But that value may not necessarily accrue to Wells Fargo. That is because what one app can do, another can do. Wells' competitors can create similar apps, and over the long run make its extensive branch network a liability. Banking employment goes down, and those jobs don't come back. Barriers to entry fall, they don't rise as you might expect with the bank's rising asset base.
The value goes to the users, but not all users collect it. Tech-savvy users get all of it. People who write checks or who don't understand their credit scores may find their costs rise, and choices disappear, while those who know how to use the apps get more choices and can shop around for money.
As a result, bank stocks have become like electric utilities, only utilities without pricing power. Utilities actually have it better in the current environment.
If your electricity comes from a unit of American Electric Power (NYSE:AEP), for instance, you are giving that company "intravenous permission" to sell you electricity, just as if you were buying blood from a surgeon after a car accident. Your only choice is to build your own infrastructure, perhaps with solar panels, but even in that case reliability demands you maintain a connection to the grid, meaning they're still going to get you. The utility's only competitor is going to be a government regulator, and regulators can be controlled, with lobbyists and political donations. It's only when regulators come under fire for being too cozy with those they're regulating that you should worry, as an investor.

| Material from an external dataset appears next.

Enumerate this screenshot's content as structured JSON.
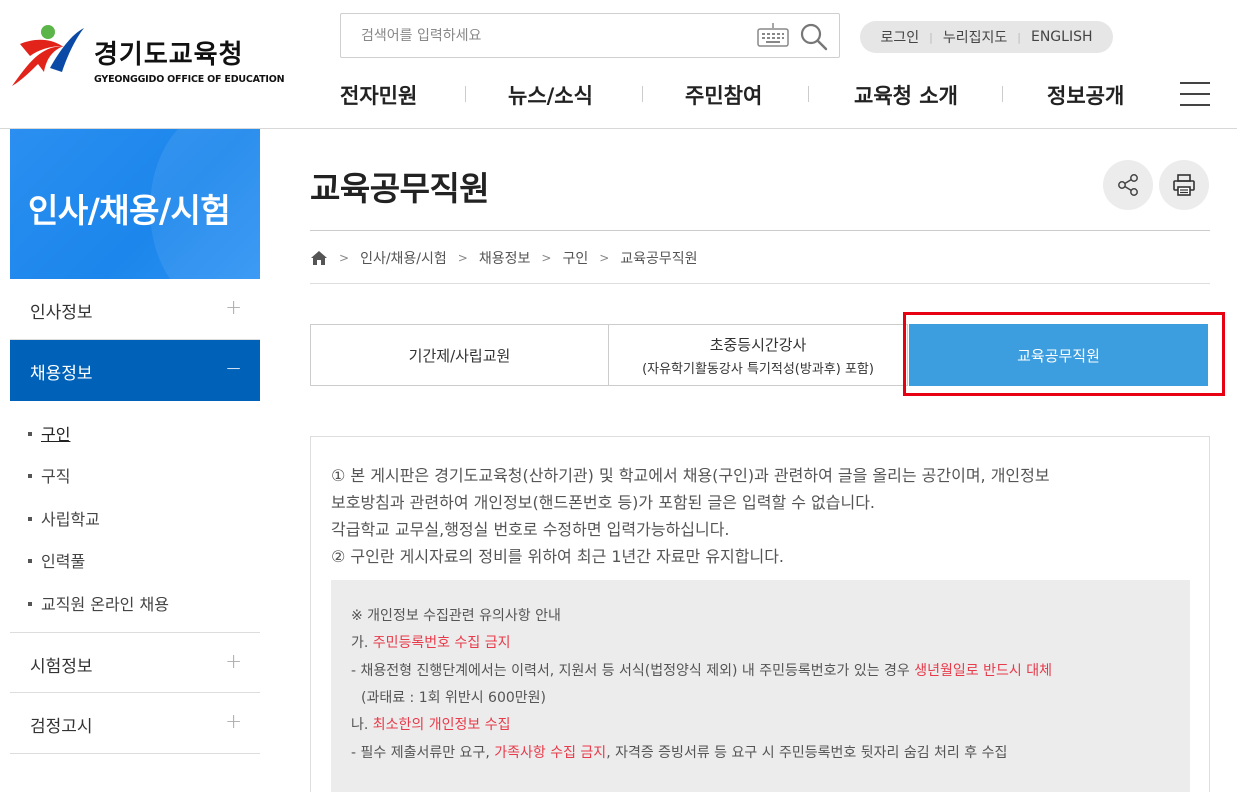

The light bulb on this came with the start of the year. Since January AEP is up 8%, WFC is down 12%. So long as electric utilities maintain some control over the loss of infrastructure to consumers - and they're doing it - their dividends look pretty safe. AEP, for instance, pays a dividend of 53 cents per share, an effective rate of 3.37%, which it covers 1.5 times with net income most years.
The dividends of Wells, on the other hand, are not nearly so secure because they face a host of competitors - not just other big banks like JP Morgan Chase (NYSE:JPM), but regional banks and start-ups as well. As noted, bank branches can become a liability as consumers - especially savvy ones - switch their banking to apps. Wells' 3.16% yield, 38 cents per share, is still covered by $1/share in quarterly income, but what you're buying as a stock investor is the future, not the past. How much assurance is there that the Wells earnings stream will continue, and that the dividend will remain safe?
Enough for me. But maybe not as much as with AEP. And that's the kind of bet stock buyers are making right now. That's why banks, even big banks, are not getting the bids they once did. The apps are coming for them.
Disclosure: I am/we are long WFC.
I wrote this article myself, and it expresses my own opinions. I am not receiving compensation for it (other than from Seeking Alpha). I have no business relationship with any company whose stock is mentioned in this article.